Shelbourne returned from the break with a convincing away win over Sligo Rovers, but their search for a home win continued after defeats to Shamrock Rovers and Bohemians. A further away win over league leaders Derry was followed by losses to Dundalk and Finn Harps, leaving Shels finishing the month in 8th position.
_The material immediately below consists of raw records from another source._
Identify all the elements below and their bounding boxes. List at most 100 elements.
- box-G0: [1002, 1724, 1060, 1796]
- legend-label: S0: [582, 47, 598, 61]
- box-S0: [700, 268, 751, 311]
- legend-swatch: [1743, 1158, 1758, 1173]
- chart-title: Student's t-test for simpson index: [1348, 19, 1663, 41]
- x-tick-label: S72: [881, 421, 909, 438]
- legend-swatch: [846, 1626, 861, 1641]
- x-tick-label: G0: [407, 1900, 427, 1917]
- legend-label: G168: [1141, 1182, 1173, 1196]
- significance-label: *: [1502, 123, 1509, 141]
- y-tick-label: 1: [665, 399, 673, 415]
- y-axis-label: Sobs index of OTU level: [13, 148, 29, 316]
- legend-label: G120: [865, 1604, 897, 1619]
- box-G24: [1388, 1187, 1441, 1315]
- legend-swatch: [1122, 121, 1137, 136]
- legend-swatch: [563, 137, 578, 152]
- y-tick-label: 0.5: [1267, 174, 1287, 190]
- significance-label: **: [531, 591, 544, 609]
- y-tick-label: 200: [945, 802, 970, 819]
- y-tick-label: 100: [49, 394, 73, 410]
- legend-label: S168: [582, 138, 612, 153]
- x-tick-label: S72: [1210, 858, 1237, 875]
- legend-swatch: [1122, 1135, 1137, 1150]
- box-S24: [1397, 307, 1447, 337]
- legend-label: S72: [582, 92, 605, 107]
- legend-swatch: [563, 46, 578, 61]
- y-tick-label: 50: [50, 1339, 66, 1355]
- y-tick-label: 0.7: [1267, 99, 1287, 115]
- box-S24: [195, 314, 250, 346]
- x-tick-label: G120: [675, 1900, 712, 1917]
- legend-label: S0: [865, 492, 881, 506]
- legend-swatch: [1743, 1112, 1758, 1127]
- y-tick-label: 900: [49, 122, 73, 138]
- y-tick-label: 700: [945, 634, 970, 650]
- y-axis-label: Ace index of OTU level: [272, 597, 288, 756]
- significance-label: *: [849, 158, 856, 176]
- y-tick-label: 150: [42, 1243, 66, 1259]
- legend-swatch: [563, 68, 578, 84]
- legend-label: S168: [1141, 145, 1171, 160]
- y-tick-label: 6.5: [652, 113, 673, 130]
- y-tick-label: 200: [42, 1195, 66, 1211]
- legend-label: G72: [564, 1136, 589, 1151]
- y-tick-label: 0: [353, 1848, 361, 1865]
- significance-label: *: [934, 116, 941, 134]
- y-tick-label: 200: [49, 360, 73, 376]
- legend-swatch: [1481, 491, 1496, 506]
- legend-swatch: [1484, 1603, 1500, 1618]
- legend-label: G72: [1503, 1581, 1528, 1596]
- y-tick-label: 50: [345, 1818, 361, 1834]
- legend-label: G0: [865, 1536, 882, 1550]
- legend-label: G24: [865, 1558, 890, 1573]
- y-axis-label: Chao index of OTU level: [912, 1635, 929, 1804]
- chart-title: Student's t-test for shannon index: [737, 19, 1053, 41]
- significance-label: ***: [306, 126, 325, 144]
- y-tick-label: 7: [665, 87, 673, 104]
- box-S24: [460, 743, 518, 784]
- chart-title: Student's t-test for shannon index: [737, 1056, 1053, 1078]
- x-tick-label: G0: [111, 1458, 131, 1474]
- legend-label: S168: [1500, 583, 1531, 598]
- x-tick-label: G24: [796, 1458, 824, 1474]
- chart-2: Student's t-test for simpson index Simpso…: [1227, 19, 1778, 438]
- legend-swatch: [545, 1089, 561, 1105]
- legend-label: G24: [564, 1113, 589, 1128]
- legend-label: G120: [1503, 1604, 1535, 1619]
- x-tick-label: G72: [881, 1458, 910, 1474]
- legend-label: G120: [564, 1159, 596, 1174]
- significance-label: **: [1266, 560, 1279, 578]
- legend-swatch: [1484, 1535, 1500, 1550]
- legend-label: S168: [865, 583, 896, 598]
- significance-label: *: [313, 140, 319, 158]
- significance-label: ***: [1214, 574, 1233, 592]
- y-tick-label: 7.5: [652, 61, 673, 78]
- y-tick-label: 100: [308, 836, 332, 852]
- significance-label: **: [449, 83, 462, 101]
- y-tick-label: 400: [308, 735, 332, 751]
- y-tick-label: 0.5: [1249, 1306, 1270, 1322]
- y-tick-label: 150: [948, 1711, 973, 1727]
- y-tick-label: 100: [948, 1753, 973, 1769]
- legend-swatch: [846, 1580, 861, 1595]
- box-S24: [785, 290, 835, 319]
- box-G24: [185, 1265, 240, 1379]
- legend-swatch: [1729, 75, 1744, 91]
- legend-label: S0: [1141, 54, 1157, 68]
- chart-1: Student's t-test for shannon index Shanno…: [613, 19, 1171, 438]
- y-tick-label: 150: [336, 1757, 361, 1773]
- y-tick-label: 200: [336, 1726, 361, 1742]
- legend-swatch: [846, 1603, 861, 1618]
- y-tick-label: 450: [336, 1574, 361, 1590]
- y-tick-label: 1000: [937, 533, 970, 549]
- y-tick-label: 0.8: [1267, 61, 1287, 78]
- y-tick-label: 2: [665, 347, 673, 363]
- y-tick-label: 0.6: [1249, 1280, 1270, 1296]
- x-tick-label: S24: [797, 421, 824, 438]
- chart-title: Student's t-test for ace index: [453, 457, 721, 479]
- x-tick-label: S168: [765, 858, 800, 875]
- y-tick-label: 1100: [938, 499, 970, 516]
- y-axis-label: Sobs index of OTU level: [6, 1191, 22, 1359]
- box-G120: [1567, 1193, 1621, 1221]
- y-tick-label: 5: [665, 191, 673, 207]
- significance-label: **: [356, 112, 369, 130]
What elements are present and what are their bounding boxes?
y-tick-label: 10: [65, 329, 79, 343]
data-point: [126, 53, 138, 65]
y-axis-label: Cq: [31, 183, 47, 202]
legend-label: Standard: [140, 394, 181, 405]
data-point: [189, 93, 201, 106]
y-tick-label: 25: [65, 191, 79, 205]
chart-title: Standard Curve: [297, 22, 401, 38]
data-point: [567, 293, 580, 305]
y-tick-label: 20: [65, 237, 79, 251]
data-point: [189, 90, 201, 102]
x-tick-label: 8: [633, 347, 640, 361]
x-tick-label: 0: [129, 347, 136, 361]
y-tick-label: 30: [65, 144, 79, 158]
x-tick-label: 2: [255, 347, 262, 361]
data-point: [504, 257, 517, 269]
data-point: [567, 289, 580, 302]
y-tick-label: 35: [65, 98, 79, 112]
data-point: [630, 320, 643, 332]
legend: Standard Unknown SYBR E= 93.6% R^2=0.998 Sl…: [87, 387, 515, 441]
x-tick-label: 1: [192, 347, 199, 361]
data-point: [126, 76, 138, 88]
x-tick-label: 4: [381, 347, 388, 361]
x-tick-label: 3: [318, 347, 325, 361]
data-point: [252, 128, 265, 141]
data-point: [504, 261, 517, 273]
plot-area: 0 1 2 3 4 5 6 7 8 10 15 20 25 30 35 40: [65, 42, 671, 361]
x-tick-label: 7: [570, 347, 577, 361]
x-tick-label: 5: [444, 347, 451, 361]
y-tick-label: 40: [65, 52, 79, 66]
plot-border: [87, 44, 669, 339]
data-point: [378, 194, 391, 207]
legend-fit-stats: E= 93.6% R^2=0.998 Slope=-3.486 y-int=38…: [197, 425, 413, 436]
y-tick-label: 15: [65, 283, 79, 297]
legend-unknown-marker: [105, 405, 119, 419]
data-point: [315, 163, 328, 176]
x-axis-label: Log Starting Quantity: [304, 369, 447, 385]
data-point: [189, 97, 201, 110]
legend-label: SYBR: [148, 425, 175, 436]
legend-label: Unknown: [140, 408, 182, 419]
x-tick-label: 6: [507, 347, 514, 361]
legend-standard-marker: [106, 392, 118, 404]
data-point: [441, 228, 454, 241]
On 5 May Dublin City Council recommended abandoning plans to rezone Tolka Park for residential use in a huge boost for the club. Shels welcomed Sligo Rovers the following day and ran out 2-1 winners with a first goal for Jack Moylan and a fourth of the season for Sean Boyd securing the win. It was the start of a run of four wins following Duff's three game touchline ban after being sent off during the Drogheda. A defeat away to Shamrock Rovers saw Shels retain their 6th position in the league table on the same day that Shane Farrell signed a contract extension which secured his services for the 2023 season. Lewis Webb was recalled to his parent club Swansea City during the mid-season break which was extended with the postponement of the home fixture against Derry City due to International call ups. Jordan McEneff also returned to his parent club in the same week as Welsh goalkeeper Scott Van Der Sluis joined and Jonathan Lunney extended his contract until 2023. 17 year old Gavin Hodgins made his debut off the bench as Shels failed to capitalise on Ciaran Kelly's sending off in a 0–1 defeat away to Bohemian's. An improved performance 7 days later saw Shels draw 0–0 with 2nd placed Dundalk. Jad Hakiki's services were secured with a contract extension until 2024 on 30 June 2022, with Brian McManus being signed to 2023 soon after An away defeat to Sligo Rovers was followed by 3–1 win at home over Finn Harps, helping the team maintain 7th position in the league.

Premier Division safety was confirmed following the 1–1 draw away to Finn Harps on 30 September 2022, as Stephan Negru scored his first senior goal on his first senior start for the team.

Shels finished the season with just 3 wins from their final 19 league games. A 2–0 away win to UCD and a 6–0 rout to Drogheda in the second last game of the year.